Sunday, April 06, 2003
Friday, April 04, 2003
Thursday, April 03, 2003
Wednesday, April 02, 2003
Philosophy is to be studied, not for the sake of any definite answers to its questions, since no definite answers can, as a rule, be known to be true, but rather for the sake of the questions themselves; because these questions enlarge our conception of what is possible, enrich our intellectual imagination and diminish the dogmatic assurance which closes the mind against speculation; but above all because, through the greatness of the universe which philosophy contemplates, the mind is also rendered great, and becomes capable of that union with the universe which constitutes its highest good.
Hokum and hogwash. Put all that into less high-minded language, and we shall have: Philosophy is useless for any real endeavor, but studying it is important for the young, that they may believe nothing to be true and be proper little skeptics. We've seen this before. Great God! I'd rather be a materialist suckled at a creed outworn than listen to this nonsense, which went out of style with Hume, who is as far beyond Russell as the moon beyond a firefly.

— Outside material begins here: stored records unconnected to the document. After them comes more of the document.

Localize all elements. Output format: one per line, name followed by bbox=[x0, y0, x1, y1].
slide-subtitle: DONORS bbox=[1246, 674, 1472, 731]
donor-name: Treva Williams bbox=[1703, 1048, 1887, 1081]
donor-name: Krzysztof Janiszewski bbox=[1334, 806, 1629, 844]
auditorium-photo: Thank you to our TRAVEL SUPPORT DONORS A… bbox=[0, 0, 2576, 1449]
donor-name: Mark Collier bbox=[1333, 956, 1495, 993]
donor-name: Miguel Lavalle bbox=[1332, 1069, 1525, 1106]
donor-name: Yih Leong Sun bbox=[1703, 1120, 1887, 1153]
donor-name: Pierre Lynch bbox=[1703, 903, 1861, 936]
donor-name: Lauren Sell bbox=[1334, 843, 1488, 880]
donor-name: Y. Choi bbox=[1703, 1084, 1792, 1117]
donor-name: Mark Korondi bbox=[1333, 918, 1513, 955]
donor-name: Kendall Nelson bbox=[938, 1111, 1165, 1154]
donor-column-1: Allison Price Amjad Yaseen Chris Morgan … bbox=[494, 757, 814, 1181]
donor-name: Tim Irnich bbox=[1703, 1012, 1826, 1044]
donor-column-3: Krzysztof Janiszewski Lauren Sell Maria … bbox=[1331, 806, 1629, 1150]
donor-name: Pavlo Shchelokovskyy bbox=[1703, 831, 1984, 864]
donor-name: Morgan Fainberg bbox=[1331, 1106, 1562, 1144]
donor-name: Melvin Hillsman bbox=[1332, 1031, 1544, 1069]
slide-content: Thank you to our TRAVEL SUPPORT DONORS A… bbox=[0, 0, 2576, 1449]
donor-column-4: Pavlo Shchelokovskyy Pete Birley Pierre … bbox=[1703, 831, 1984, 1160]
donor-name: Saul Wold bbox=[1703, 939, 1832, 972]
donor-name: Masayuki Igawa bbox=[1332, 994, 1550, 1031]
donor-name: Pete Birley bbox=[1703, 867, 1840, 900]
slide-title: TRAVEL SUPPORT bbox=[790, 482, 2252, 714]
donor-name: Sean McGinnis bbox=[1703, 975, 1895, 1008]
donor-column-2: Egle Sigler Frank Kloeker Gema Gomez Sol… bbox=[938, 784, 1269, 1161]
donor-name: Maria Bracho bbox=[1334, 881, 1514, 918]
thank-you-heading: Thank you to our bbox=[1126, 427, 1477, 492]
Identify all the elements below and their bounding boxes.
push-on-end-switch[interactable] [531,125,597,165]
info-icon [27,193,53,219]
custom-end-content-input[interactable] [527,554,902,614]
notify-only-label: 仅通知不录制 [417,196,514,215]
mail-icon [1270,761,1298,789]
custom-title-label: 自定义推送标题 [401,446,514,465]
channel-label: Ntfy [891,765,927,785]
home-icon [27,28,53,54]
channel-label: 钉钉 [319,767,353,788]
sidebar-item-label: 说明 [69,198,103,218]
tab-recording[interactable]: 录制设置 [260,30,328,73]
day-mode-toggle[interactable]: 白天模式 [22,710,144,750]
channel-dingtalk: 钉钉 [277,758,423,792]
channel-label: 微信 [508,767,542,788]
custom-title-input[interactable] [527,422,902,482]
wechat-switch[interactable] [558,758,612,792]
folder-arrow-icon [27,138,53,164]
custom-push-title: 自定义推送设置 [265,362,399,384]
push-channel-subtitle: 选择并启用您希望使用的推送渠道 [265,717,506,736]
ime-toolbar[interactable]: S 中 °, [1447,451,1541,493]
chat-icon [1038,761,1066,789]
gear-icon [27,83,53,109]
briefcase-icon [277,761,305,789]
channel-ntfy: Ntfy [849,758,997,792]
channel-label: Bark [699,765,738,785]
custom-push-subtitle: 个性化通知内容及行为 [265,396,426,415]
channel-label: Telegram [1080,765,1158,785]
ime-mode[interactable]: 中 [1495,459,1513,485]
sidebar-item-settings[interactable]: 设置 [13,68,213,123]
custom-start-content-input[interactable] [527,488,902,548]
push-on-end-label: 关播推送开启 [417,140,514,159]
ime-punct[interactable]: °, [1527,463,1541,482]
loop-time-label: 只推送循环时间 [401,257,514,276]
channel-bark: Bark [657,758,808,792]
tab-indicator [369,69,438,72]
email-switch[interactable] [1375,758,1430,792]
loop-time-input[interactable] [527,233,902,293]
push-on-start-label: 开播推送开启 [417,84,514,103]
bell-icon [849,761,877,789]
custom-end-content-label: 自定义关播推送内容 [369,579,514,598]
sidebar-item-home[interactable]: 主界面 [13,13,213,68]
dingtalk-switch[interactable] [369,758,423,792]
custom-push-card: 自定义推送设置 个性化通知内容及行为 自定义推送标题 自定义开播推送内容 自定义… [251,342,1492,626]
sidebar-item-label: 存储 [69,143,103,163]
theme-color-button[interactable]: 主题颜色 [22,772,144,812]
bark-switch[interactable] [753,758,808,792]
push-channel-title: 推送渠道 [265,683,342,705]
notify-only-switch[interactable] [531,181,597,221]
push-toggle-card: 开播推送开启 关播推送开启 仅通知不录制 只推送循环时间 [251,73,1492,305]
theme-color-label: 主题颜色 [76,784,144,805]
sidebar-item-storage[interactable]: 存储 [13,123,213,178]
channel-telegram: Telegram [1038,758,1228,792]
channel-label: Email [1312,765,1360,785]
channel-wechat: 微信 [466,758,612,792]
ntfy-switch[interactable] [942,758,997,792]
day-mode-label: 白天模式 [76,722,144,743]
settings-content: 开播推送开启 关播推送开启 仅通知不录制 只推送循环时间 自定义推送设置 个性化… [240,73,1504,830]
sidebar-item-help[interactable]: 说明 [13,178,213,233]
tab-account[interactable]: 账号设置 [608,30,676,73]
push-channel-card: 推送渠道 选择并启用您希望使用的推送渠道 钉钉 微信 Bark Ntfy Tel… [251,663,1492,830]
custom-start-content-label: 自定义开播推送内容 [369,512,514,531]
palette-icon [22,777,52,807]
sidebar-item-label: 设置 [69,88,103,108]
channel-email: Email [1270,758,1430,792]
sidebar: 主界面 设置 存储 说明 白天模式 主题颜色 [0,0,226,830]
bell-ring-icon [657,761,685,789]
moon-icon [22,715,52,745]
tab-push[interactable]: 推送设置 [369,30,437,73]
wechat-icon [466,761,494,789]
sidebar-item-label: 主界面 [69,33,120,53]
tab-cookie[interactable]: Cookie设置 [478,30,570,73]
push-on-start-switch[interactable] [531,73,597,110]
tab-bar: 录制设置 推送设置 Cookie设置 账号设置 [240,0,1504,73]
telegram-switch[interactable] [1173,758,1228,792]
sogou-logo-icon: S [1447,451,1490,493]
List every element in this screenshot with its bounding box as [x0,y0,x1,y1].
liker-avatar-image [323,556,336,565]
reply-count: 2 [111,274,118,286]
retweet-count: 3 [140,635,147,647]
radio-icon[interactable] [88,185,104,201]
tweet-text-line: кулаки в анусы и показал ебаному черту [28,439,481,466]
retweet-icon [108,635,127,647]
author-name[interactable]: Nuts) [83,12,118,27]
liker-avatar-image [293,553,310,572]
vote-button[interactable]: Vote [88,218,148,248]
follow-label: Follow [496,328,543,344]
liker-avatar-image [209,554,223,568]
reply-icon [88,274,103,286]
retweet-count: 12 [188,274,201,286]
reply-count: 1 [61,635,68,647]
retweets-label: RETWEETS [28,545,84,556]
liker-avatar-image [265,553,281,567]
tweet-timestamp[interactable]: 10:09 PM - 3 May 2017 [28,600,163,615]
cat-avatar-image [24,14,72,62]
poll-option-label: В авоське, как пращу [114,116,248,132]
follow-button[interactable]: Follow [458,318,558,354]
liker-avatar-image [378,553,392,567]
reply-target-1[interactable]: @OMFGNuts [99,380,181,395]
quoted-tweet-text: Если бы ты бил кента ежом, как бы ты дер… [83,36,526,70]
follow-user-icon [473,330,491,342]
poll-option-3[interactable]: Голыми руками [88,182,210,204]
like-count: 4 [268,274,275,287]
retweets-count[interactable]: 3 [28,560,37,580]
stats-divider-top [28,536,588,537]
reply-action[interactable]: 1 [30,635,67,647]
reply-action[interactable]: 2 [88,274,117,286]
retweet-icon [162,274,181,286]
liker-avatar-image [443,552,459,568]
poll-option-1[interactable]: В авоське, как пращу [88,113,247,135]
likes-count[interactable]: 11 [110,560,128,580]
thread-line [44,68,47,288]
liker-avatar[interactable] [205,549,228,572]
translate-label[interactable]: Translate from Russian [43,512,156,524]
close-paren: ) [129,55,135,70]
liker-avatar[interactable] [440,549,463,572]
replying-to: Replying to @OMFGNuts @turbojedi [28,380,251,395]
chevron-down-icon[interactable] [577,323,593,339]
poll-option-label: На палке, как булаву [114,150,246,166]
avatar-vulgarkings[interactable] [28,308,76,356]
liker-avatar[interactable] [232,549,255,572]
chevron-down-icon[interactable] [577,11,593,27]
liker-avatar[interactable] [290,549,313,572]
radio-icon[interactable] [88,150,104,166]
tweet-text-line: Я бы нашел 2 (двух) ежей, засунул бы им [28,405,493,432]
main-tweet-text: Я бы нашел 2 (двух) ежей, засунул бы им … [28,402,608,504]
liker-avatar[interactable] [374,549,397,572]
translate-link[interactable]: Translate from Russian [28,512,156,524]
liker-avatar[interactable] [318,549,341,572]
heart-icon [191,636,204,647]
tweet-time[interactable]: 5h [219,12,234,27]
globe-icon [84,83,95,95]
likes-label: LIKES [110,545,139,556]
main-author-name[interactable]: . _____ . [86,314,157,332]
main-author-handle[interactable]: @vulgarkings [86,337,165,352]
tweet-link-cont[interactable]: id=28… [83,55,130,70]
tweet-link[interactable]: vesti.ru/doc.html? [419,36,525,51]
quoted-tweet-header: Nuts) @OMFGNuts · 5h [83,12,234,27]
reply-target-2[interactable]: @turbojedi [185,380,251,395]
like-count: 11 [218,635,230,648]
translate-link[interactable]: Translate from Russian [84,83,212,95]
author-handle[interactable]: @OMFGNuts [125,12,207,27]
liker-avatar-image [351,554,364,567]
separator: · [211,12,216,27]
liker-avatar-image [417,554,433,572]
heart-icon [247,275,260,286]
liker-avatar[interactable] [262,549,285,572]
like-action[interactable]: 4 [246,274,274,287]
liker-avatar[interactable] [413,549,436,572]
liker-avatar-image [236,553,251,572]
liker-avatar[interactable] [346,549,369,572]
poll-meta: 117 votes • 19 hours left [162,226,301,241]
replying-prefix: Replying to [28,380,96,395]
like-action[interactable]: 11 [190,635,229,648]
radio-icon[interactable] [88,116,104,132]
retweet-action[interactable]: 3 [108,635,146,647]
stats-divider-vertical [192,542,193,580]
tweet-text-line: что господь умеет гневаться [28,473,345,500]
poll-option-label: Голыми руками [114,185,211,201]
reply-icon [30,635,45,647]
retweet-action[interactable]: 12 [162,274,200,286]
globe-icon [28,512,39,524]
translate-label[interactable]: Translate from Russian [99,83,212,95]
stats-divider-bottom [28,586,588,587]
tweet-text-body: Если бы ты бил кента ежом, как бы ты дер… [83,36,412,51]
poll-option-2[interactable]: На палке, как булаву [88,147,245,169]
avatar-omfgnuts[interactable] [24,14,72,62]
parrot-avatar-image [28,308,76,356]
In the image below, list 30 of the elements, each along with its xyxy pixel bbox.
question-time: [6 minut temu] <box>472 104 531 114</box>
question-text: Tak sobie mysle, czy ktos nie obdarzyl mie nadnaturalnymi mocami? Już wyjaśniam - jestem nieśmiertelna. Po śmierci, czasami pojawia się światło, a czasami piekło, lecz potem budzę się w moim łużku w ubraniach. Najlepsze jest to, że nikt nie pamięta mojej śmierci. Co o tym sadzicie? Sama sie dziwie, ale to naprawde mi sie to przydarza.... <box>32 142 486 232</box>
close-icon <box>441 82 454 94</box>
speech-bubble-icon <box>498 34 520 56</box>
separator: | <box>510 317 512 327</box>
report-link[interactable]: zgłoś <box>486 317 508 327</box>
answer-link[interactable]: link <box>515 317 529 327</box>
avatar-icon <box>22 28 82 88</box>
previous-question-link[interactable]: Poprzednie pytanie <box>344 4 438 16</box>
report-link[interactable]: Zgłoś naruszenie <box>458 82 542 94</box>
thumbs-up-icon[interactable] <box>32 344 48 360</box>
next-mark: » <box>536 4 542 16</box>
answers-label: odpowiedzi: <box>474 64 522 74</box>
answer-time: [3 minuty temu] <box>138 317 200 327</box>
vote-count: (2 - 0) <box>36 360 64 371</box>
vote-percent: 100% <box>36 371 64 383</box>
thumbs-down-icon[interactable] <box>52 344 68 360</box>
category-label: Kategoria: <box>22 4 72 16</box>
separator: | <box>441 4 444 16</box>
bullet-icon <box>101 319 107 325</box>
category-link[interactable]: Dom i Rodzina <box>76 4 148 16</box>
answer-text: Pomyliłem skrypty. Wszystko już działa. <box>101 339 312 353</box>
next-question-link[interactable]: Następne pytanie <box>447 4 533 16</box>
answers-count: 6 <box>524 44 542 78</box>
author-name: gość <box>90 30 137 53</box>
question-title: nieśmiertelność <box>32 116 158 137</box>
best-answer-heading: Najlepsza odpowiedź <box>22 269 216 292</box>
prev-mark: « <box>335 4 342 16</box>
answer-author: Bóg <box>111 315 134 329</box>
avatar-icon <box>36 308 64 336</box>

I dislike 'Bulverism', as C.S. Lewis called it, a.k.a. the argumentum ad hominem. But Russell's willful misunderstanding and misstatement of the positions of the philosophers he discusses gives rise to a belief that he is far more comfortable without the truth than with it; that he distrusts any conclusion, although he is perfectly willing to use the fruits of science so long as it is refused the title of absolute truth; and that he wishes for nothing more than to abandon philosophy's great problems (which to him, rather than Kant's liberty, immortality, and god, are certainty and solipsism) as insoluble. His argument against Hegel, in particular, is poorly thought out and more poorly expressed.
I'm going to close with a passage from Galen, a genuine seeker of knowledge and one who understood the philosophy which was at the root of his work.
Some of these people [materialists] have even expressly declared that the soul possesses no reasoning faculty [indeed, earlier Galen states that atomism precludes a belief in the soul], but that we are led like cattle by the impression of our senses, and are unable to refuse or dissent from anything. In their view, obviously, courage, wisdom, temperance, and self-control are all mere nonsense, we do not love either each other or our offspring, nor does the god care anything for us.
Odell Shepard, author of The Lore of the Unicorn says something striking of medieval scientists, that they expected wonders of the world and were not surprised to find them. Those who get out in the world, instead of pontificating about it from London, might find the same.